Confident, but oh so Brash and Brutal
10-8-72 | Hong Kong Standard
"We're just four English gentlemen here to look around," said Robert Plant, yesterday in Hong Kong for the first time along with his group, Led Zeppelin.
A little difficult to believe, maybe, but then it's also a trifle difficult to believe four long-haired pop musicians tripping down the haughty corridors of the Mandarin Hotel.
But there they were, almost larger than life, so I suppose it is possible to believe anything these days.
One of the most successful rock bands of the post-Beatle era, Led Zeppelin – Jimmy Page, John Paul Jones, John Bonham and Robert Plant – are precisely what one would expect a rock band to be – confident, brash and at times brutal.
Confident that its music is the best, brash in that it is the music and not the money that makes it all worthwhile, and brutal as in their uncalled for attack on entrepreneur Pato Leung.
It seems that Pato took the boys on the town Friday and forgot to fork out the cash. "He's our Yiddesher Mama. He had only 50 cents in his pocket," the four laughed. I'm glad that somebody found the remarks humorous.

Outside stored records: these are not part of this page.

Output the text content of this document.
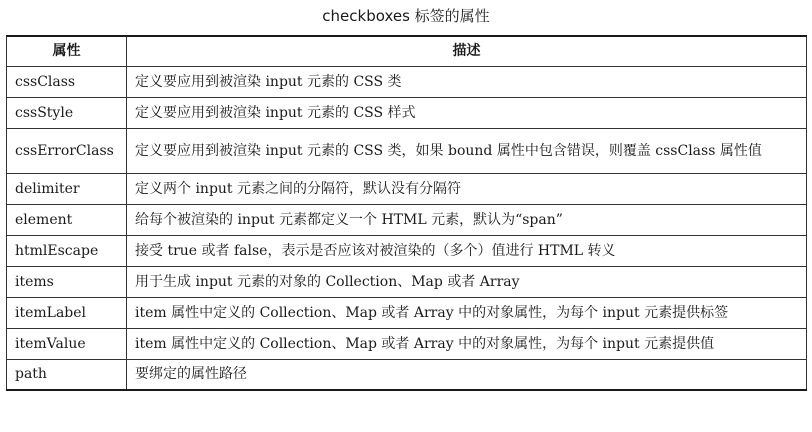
checkboxes 标签的属性
属性	描述
cssClass	定义要应用到被渲染 input 元素的 CSS 类
cssStyle	定义要应用到被渲染 input 元素的 CSS 样式
cssErrorClass	定义要应用到被渲染 input 元素的 CSS 类，如果 bound 属性中包含错误，则覆盖 cssClass 属性值
delimiter	定义两个 input 元素之间的分隔符，默认没有分隔符
element	给每个被渲染的 input 元素都定义一个 HTML 元素，默认为“span”
htmlEscape	接受 true 或者 false，表示是否应该对被渲染的（多个）值进行 HTML 转义
items	用于生成 input 元素的对象的 Collection、Map 或者 Array
itemLabel	item 属性中定义的 Collection、Map 或者 Array 中的对象属性，为每个 input 元素提供标签
itemValue	item 属性中定义的 Collection、Map 或者 Array 中的对象属性，为每个 input 元素提供值
path	要绑定的属性路径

Led Zeppelin might be the epitome of rock musicians but, said singer and chief spokesman Robert Plant, it is not the epitome of a rock band. "Rock is a thing of the past, that belongs to Chuck Berry. You can't categorize us. If you listen to our albums, you'll see the spectrum we cover in our music."

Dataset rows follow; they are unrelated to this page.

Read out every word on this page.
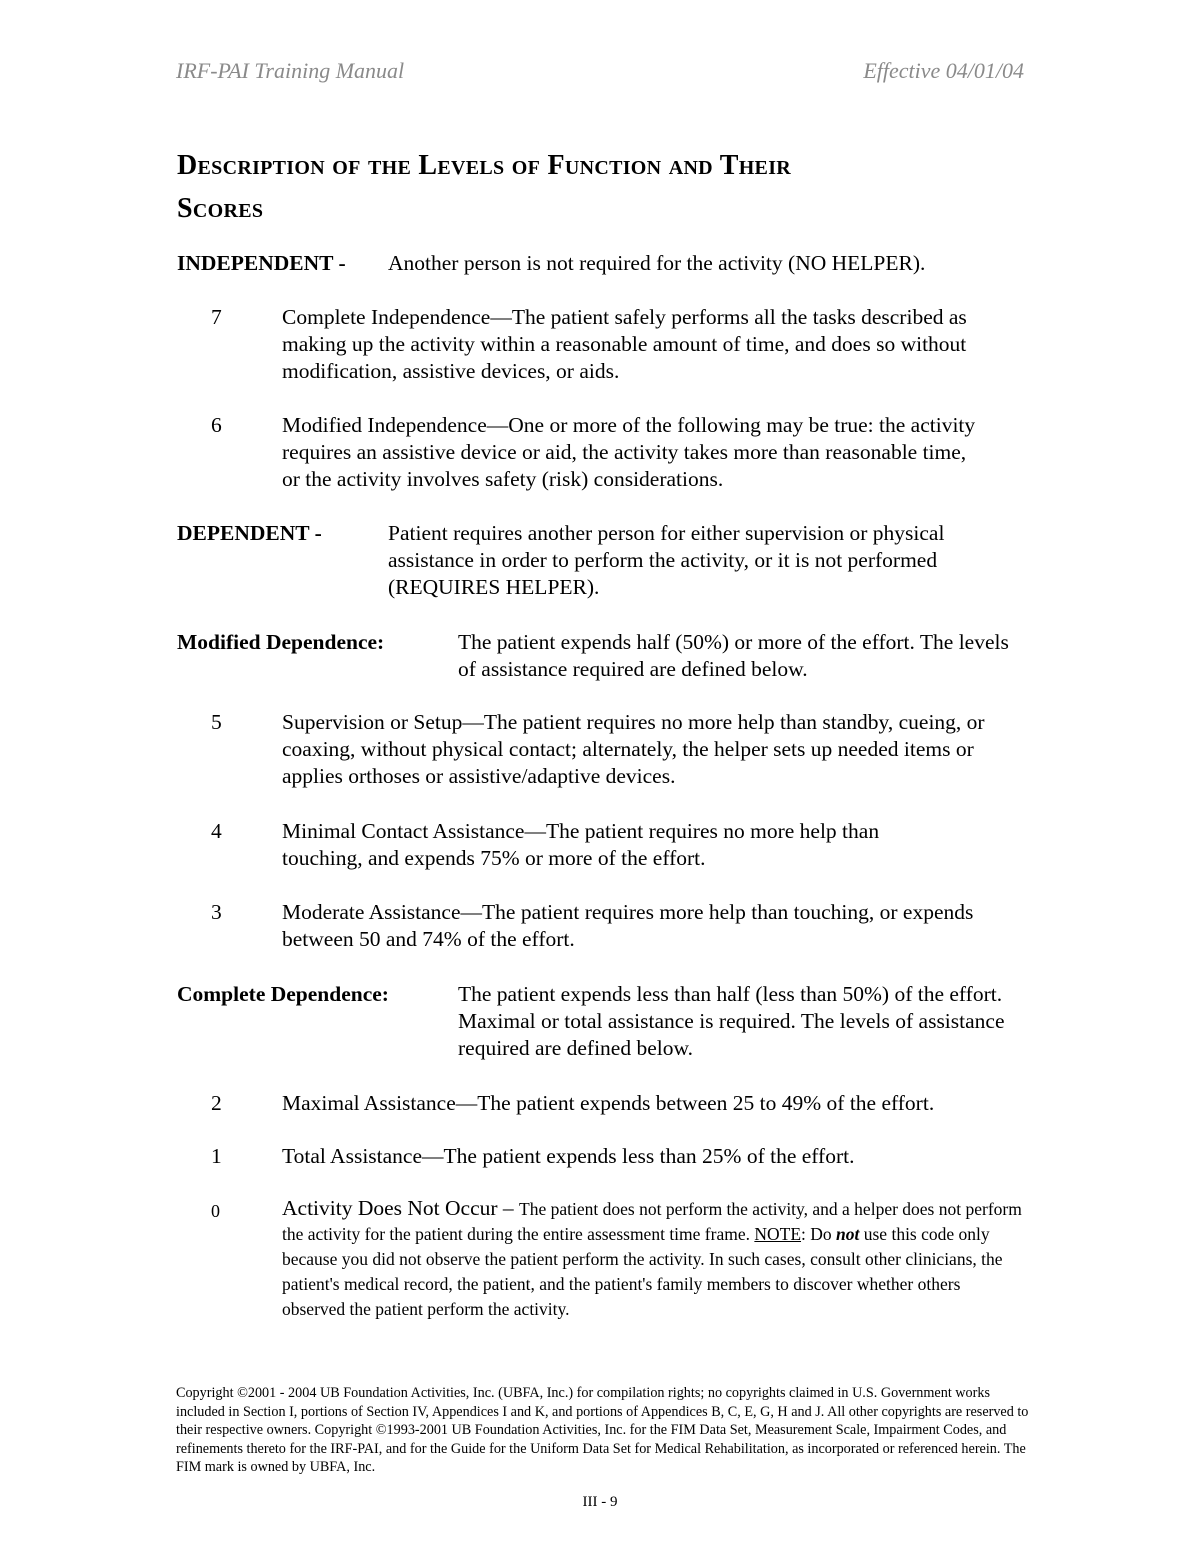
IRF-PAI Training Manual	Effective 04/01/04
Description of the Levels of Function and Their
Scores
INDEPENDENT - Another person is not required for the activity (NO HELPER).
7	Complete Independence—The patient safely performs all the tasks described as making up the activity within a reasonable amount of time, and does so without modification, assistive devices, or aids.
6	Modified Independence—One or more of the following may be true: the activity requires an assistive device or aid, the activity takes more than reasonable time, or the activity involves safety (risk) considerations.
DEPENDENT -	Patient requires another person for either supervision or physical assistance in order to perform the activity, or it is not performed (REQUIRES HELPER).
Modified Dependence:	The patient expends half (50%) or more of the effort. The levels of assistance required are defined below.
5	Supervision or Setup—The patient requires no more help than standby, cueing, or coaxing, without physical contact; alternately, the helper sets up needed items or applies orthoses or assistive/adaptive devices.
4	Minimal Contact Assistance—The patient requires no more help than touching, and expends 75% or more of the effort.
3	Moderate Assistance—The patient requires more help than touching, or expends between 50 and 74% of the effort.
Complete Dependence:	The patient expends less than half (less than 50%) of the effort. Maximal or total assistance is required. The levels of assistance required are defined below.
2	Maximal Assistance—The patient expends between 25 to 49% of the effort.
1	Total Assistance—The patient expends less than 25% of the effort.
0	Activity Does Not Occur – The patient does not perform the activity, and a helper does not perform the activity for the patient during the entire assessment time frame. NOTE: Do not use this code only because you did not observe the patient perform the activity. In such cases, consult other clinicians, the patient's medical record, the patient, and the patient's family members to discover whether others observed the patient perform the activity.
Copyright ©2001 - 2004 UB Foundation Activities, Inc. (UBFA, Inc.) for compilation rights; no copyrights claimed in U.S. Government works included in Section I, portions of Section IV, Appendices I and K, and portions of Appendices B, C, E, G, H and J. All other copyrights are reserved to their respective owners. Copyright ©1993-2001 UB Foundation Activities, Inc. for the FIM Data Set, Measurement Scale, Impairment Codes, and refinements thereto for the IRF-PAI, and for the Guide for the Uniform Data Set for Medical Rehabilitation, as incorporated or referenced herein. The FIM mark is owned by UBFA, Inc.
III - 9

"It's a spectrum," continued Plant, "that embraces music around the world – street music," he called it, "music heard in places like Morocco and Japan.
"We can't put our finger on a particular piece," chipped in John Paul Jones, "and say this is from a certain part of the world. But the influence is there."
Throughout the press conference, a number of the group's fans listened on intently, hanging on every word uttered by these heroes of the modern world.
Alas, their main hero, super guitarist Jimmy Page too a back seat leaving most of the question answering to the capable vocal chords of Plant.
The softly-spoken Page would only interject to clarify a point or to hit back at a reporter who seemed to cast doubts on the group's sincerity.
The group said it was anxious to perform in Hong Kong and talks between its manager and two local entrepreneurs – Capital Artists and Just Good Productions – are now in progress.
John Paul Jones denied that the group's music would be too loud for Hong Kong. "When you play to 20,000 people (as Zeppelin did in Japan), you've got to be loud to be heard by those at the back. There's good loud and there's horrible loud. It's all a matter of dynamics. We are loud one minute and soft the next. One moment Jimmy will be doing something on guitar and you can hear a pin drop. It's really great when there are 20,000 people and you can hear a pin drop," said Jones.
The conference, at times rather heated, was over. Plant was off to find a wig; Jones some Chinese musical instruments; Page to unknown pastures and as for John Bonham, he had disappeared long before the conference reached its conclusion.
Led Zeppelin leave Hong Kong today (Oct. 8) for Japan to continue their cherry blossom tour before returning to England later in the month.
They will no doubt leave Hong Kong with mixed feelings, feelings that will obviously be shared by those who came into contact with the group during their brief stay. (Oct. 8, 1972 – Hong Kong Standard | Special thanks to LZ.com forum member "PlanetPage".)